Erst einmal finde ich die Anzahl der Apotheken, in denen Rezepte eingelöst werden, für den Zeitraum von zehn Jahren nicht unbedingt groß. Man zieht um, wechselt den Arzt, fährt in den Urlaub, geht zum Facharzt – und oft nutzt man die nächstgelegene Apotheke. Trotzdem glaube ich, dass jeder und jede auch eine Hauptapotheke hat. Das Problem liegt also vielleicht weniger in der Anzahl der Apotheken als vielmehr in der Unvollständigkeit des jeweiligen Medikationsplans.
Warum werden Medikationspläne aus Ihrer Sicht nicht immer gewissenhaft geführt und was würde Abhilfe schaffen?
Medikationspläne sind in der Praxis selten vollständig. Dadurch, dass Patienten oft in Behandlung verschiedener Fachärzte sind, gehen Informationen verloren. Dazu kommt, dass nicht alle Patienten ihre Erkrankungen managen wollen oder können.
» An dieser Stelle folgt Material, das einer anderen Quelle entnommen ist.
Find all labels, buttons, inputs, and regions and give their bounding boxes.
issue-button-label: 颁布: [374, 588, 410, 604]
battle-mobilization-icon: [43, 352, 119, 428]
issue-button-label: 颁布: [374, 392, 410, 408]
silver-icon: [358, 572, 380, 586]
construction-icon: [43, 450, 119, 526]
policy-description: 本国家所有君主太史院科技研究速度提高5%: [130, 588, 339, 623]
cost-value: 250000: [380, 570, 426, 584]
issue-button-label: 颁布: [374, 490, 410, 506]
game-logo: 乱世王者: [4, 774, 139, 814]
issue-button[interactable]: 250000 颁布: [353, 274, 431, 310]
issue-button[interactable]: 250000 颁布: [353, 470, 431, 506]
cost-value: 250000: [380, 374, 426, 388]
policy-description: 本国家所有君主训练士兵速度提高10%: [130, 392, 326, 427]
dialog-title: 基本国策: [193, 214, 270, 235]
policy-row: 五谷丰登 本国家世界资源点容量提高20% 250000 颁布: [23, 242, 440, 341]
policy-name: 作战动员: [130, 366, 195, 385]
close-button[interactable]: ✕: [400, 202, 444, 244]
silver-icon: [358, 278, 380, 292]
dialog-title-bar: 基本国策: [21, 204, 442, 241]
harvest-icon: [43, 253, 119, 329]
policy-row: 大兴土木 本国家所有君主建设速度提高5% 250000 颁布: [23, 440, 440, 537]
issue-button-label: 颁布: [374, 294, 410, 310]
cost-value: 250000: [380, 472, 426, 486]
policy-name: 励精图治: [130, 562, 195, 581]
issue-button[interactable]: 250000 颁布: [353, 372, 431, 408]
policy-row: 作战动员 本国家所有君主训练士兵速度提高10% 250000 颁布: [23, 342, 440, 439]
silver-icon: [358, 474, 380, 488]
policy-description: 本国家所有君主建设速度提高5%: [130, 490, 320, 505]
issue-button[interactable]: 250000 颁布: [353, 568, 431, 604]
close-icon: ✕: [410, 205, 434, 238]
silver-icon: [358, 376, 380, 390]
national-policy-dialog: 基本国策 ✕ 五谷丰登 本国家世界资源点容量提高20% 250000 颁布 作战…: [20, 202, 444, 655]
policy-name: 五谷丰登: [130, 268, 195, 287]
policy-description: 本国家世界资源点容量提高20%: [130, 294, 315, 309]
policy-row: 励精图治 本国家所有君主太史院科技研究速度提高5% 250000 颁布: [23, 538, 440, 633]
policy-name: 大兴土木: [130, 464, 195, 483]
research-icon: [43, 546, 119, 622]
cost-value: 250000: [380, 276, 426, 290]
Eine Methode zur strukturierten Erfassung der gesamten Medikation eines Patienten ist das sogenannte Brown-Bag-Verfahren. Wir bitten den Patienten also alles, wirklich alles, was er an Arzneimitteln einnimmt, mitzubringen, um uns einen Überblick zu verschaffen – von Medikamenten über Salben bis hin zu Nahrungsergänzungsmitteln. Das ist durchaus aufwendig, lohnt sich aber. Die beste Lösung wäre jedoch die flächendeckende Nutzung der elektronischen Patientenakte.
Die Digitalisierung wird sicher in den kommenden Jahren und Jahrzehnten auch die Gesundheitsbranche verändern. Was charakterisiert den typischen Patienten, der eine Apotheke im Jahr 2042 besucht?
Ich würde sagen, die Patienten werden zukünftig noch anspruchsvoller und kritischer. Gleichzeitig wird die Therapie durch den wachsenden medizinischen Fortschritt noch komplexer werden, während die demografische Entwicklung ihr Übriges leistet. Kurz gesagt: Die Patienten werden immer älter, sind dabei aber chronisch krank. Außerdem wird uns die Zuwanderung immer stärker umtreiben. Wir müssen lernen, in einem sensiblen Bereich wie der Arzneimittelausgabe Sprachbarrieren zu überwinden und angemessen auf kulturelle Unterschiede zu reagieren.
Welchen Stellenwert wird das Thema Nachhaltigkeit in Zukunft in der Apotheken-Branche einnehmen?
Das Thema Nachhaltigkeit ist omnipräsent. Allerdings sind Apotheken in ihrem Handlungsspielraum begrenzt. Fortschritte haben wir in den letzten Jahren beim Thema therapiekonforme Packungsgrößen gemacht. Die Herstellung von Medikamenten liegt allerdings in den Händen der Pharmabranche. Wir können durch gute Beratung lediglich dafür sorgen, dass der Patient wenige bis gar keine Medikamente entsorgen muss. Es gilt: Nichts darf in die Toilette geworfen werden, da es das Abwasser verunreinigt. Abgelaufene Medikamente sollten immer im Hausmüll entsorgt werden. Wenn man die Wahl zwischen einer Creme und einer Tablette hat, empfehle ich öfter letzteres. Erstens nimmt die Haut nur wenig Wirkstoff auf, zweitens spülen wir Reste der Wirkstoffe durch das Duschen oder Wäschewaschen ins Abwasser.